Character creation/development


Well-Known Member
May 4, 2007
Why is it that some characters who are created by the plot just waltz into my head and take up residence? Mirabelle was created on the fly in a short story that turned out to be a rubbish short story, but probably the start of a novel idea. She appears in my head fully formed, I could predict how she will react to things. Clem Helagir, however, from my work in progress, is just like a cardboard cutout. I struggle to know what he will talk about, and what matters to him. It could partly be lack of research, but realistically Mirabelle could do with more research. Does anyone else find this? Does anything help? Clem is the decoy love interest, if you like, and is supposed to be courting my protagonist, but I don't know what he wants to say.
Perhaps, and this is just off the top of my head, the character of Clem is a cutout because you have written him to fit a specific role, while Mirabelle is free to grow and change without it impacting anything else?
@.matthew. where do you get characters to fill specific roles from them? Perhaps you're right, but Clem's brief is pretty wide. Perhaps that is partly the problem.
Well, I'm not one to brag - mostly because I have written nothing worth bragging about - but I find that characters develop the most when you throw them into other situations.

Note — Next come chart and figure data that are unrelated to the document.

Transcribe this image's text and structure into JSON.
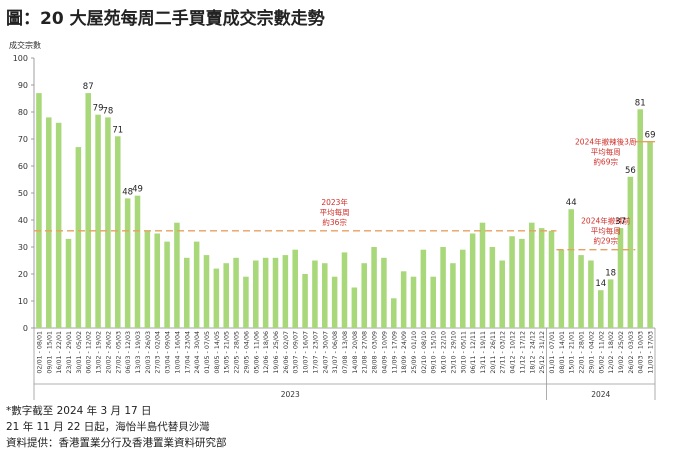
{
  "title": "圖：20 大屋苑每周二手買賣成交宗數走勢",
  "notes": [
    "*數字截至 2024 年 3 月 17 日",
    "21 年 11 月 22 日起，海怡半島代替貝沙灣",
    "資料提供：香港置業分行及香港置業資料研究部"
  ],
  "chart_data": {
    "type": "bar",
    "ylabel": "成交宗數",
    "ylim": [
      0,
      100
    ],
    "yticks": [
      0,
      10,
      20,
      30,
      40,
      50,
      60,
      70,
      80,
      90,
      100
    ],
    "bar_color": "#a8d87a",
    "line_color": "#e8a060",
    "annotation_color": "#d0302a",
    "grid": false,
    "categories": [
      "02/01 - 08/01",
      "09/01 - 15/01",
      "16/01 - 22/01",
      "23/01 - 29/01",
      "30/01 - 05/02",
      "06/02 - 12/02",
      "13/02 - 19/02",
      "20/02 - 26/02",
      "27/02 - 05/03",
      "06/03 - 12/03",
      "13/03 - 19/03",
      "20/03 - 26/03",
      "27/03 - 02/04",
      "03/04 - 09/04",
      "10/04 - 16/04",
      "17/04 - 23/04",
      "24/04 - 30/04",
      "01/05 - 07/05",
      "08/05 - 14/05",
      "15/05 - 21/05",
      "22/05 - 28/05",
      "29/05 - 04/06",
      "05/06 - 11/06",
      "12/06 - 18/06",
      "19/06 - 25/06",
      "26/06 - 02/07",
      "03/07 - 09/07",
      "10/07 - 16/07",
      "17/07 - 23/07",
      "24/07 - 30/07",
      "31/07 - 06/08",
      "07/08 - 13/08",
      "14/08 - 20/08",
      "21/08 - 27/08",
      "28/08 - 03/09",
      "04/09 - 10/09",
      "11/09 - 17/09",
      "18/09 - 24/09",
      "25/09 - 01/10",
      "02/10 - 08/10",
      "09/10 - 15/10",
      "16/10 - 22/10",
      "23/10 - 29/10",
      "30/10 - 05/11",
      "06/11 - 12/11",
      "13/11 - 19/11",
      "20/11 - 26/11",
      "27/11 - 03/12",
      "04/12 - 10/12",
      "11/12 - 17/12",
      "18/12 - 24/12",
      "25/12 - 31/12",
      "01/01 - 07/01",
      "08/01 - 14/01",
      "15/01 - 21/01",
      "22/01 - 28/01",
      "29/01 - 04/02",
      "05/02 - 11/02",
      "12/02 - 18/02",
      "19/02 - 25/02",
      "26/02 - 03/03",
      "04/03 - 10/03",
      "11/03 - 17/03"
    ],
    "values": [
      87,
      78,
      76,
      33,
      67,
      87,
      79,
      78,
      71,
      48,
      49,
      36,
      35,
      32,
      39,
      26,
      32,
      27,
      22,
      24,
      26,
      19,
      25,
      26,
      26,
      27,
      29,
      20,
      25,
      24,
      19,
      28,
      15,
      24,
      30,
      26,
      11,
      21,
      19,
      29,
      19,
      30,
      24,
      29,
      35,
      39,
      30,
      25,
      34,
      33,
      39,
      37,
      36,
      29,
      44,
      27,
      25,
      14,
      18,
      37,
      56,
      81,
      69
    ],
    "data_labels": [
      {
        "index": 5,
        "value": 87
      },
      {
        "index": 6,
        "value": 79
      },
      {
        "index": 7,
        "value": 78
      },
      {
        "index": 8,
        "value": 71
      },
      {
        "index": 9,
        "value": 48
      },
      {
        "index": 10,
        "value": 49
      },
      {
        "index": 54,
        "value": 44
      },
      {
        "index": 57,
        "value": 14
      },
      {
        "index": 58,
        "value": 18
      },
      {
        "index": 59,
        "value": 37
      },
      {
        "index": 60,
        "value": 56
      },
      {
        "index": 61,
        "value": 81
      },
      {
        "index": 62,
        "value": 69
      }
    ],
    "reference_lines": [
      {
        "label_lines": [
          "2023年",
          "平均每周",
          "約36宗"
        ],
        "value": 36,
        "from_index": 0,
        "to_index": 52,
        "style": "dashed"
      },
      {
        "label_lines": [
          "2024年撤辣前",
          "平均每周",
          "約29宗"
        ],
        "value": 29,
        "from_index": 53,
        "to_index": 60,
        "style": "dashed"
      },
      {
        "label_lines": [
          "2024年撤辣後3周",
          "平均每周",
          "約69宗"
        ],
        "value": 69,
        "from_index": 61,
        "to_index": 62,
        "style": "solid"
      }
    ],
    "year_groups": [
      {
        "label": "2023",
        "from_index": 0,
        "to_index": 51
      },
      {
        "label": "2024",
        "from_index": 52,
        "to_index": 62
      }
    ]
  }
}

Have you tried writing Clem apart from what will be in the book?

Maybe if you do some separate scenes, say a few hundred words each. Do his social life, family, childhood, something good, something bad, things like. You might find him filling out a bit more in your head. You could then use what you've learnt about him in those to make him more rounded in your main novel.
If I could add some small advice, I would say for you to look back over Clem's character sheet and ask yourself how much of are things you came up with relatively quickly (i.e.--they were one of the first things that popped into your head for this character). It may be that some of the first things that you came up with for this character are "stale" assumptions about the type of person you expect them to be, and if you instead dig down on the things that you originally took for granted about them you may find some new interesting nuggets in their character that makes them more of a person than just a role-filler.
Okay so I come at characters a different way - never used a bio or sheet yet - and it might sound weird but have you tried acting as if you’re Clem? Also try writing him in the first person if you don’t already. Don’t worry about how ‘good’ the words are. These are not for using.
@Jo Zebedee I loved character profiles when I was a teenager but don't use them now. I honestly wouldn't know how to act like I'm him. Writing from his perspective or about him could definitely help. The main message my brain is giving me at the moment is to write Mirabelle instead...
@Jo Zebedee I loved character profiles when I was a teenager but don't use them now. I honestly wouldn't know how to act like I'm him. Writing from his perspective or about him could definitely help. The main message my brain is giving me at the moment is to write Mirabelle instead...
Then write Mirabelle and trust your subconscious. If you feel you don’t know him enough to act him then you likely don’t know him well enough to write either
I'd say definitely try and write a scene from his perspective. Perhaps one that is already in your book, just to get in his head a bit more and flesh him out.
Clem sounds like all of my characters initially. I don't have any when I start writing a novel (vague human blobs, I call them at that stage), so they just show up one by one and react to, and often change, the story as it moves along. I frequently edit during the writing, so as I learn more about the characters I can go back and add detail and depth. The aim is to make them appear fully formed human beings from the start.

I find this back and forth helps to clarify any character issues or uncertainty, although it does draw out the process.
I've definitely noticed some characters jump out of the imagination fully formed and some take a little work. I'm not entirely sure why but my guess is it comes to specificity. I can usually tell you a lot about my characters right away - or start making stuff around them easily - but sometimes I don't know what it is about them that knits the elements of their character together, or don't know their voice.

While there's been a lot of good ideas so far, I'd like to throw into the pot "Naked theft of traits from historical/mythical people with a shared resonance" as a good way of finding some missing details and building coherence.
This is an interesting question. It is an essential to the whole notion of finding the correct character to narrate your story.

It's all about POV, in this case I separate that from POV narrator and expressly talk about knowing the POV of your characters.
You build a world and a world situation that is what you feel is the nub of your story and now you want to people it with characters. This involves getting into those characters heads--their Point of View--and understanding what drives them under the condition you've given them to work with.

If the character you have created is not fitting in well, it might be they are the wrong character for that portion of the story. Get into their head and find out what drives them and then see if that matches the story[or at least see how you can fit them into the story]--if not, then you might need a different character.

If for some reason a cardboard character shows up in a scene, I try to move them in and out as quickly as possible--if, in fact, they even belong there to begin with. They are really nothing more that furniture or accessories that create ambiance and help flesh out the scene.
Maybe he's sulking because he suspects he's been cast as the decoy love interest.

Flippancy aside, it might be that your subconscious isn't putting much work into him because it doesn't regard him as important.
Your subconscious is doing a huge amount of work without you being aware of it.
Minor characters coming to the fore unexpectedly is quite a common phenomenon. It means the character was there all the time, and was ready to appear. Quite likely the character is linked to you somehow - perhaps representing part of your own character.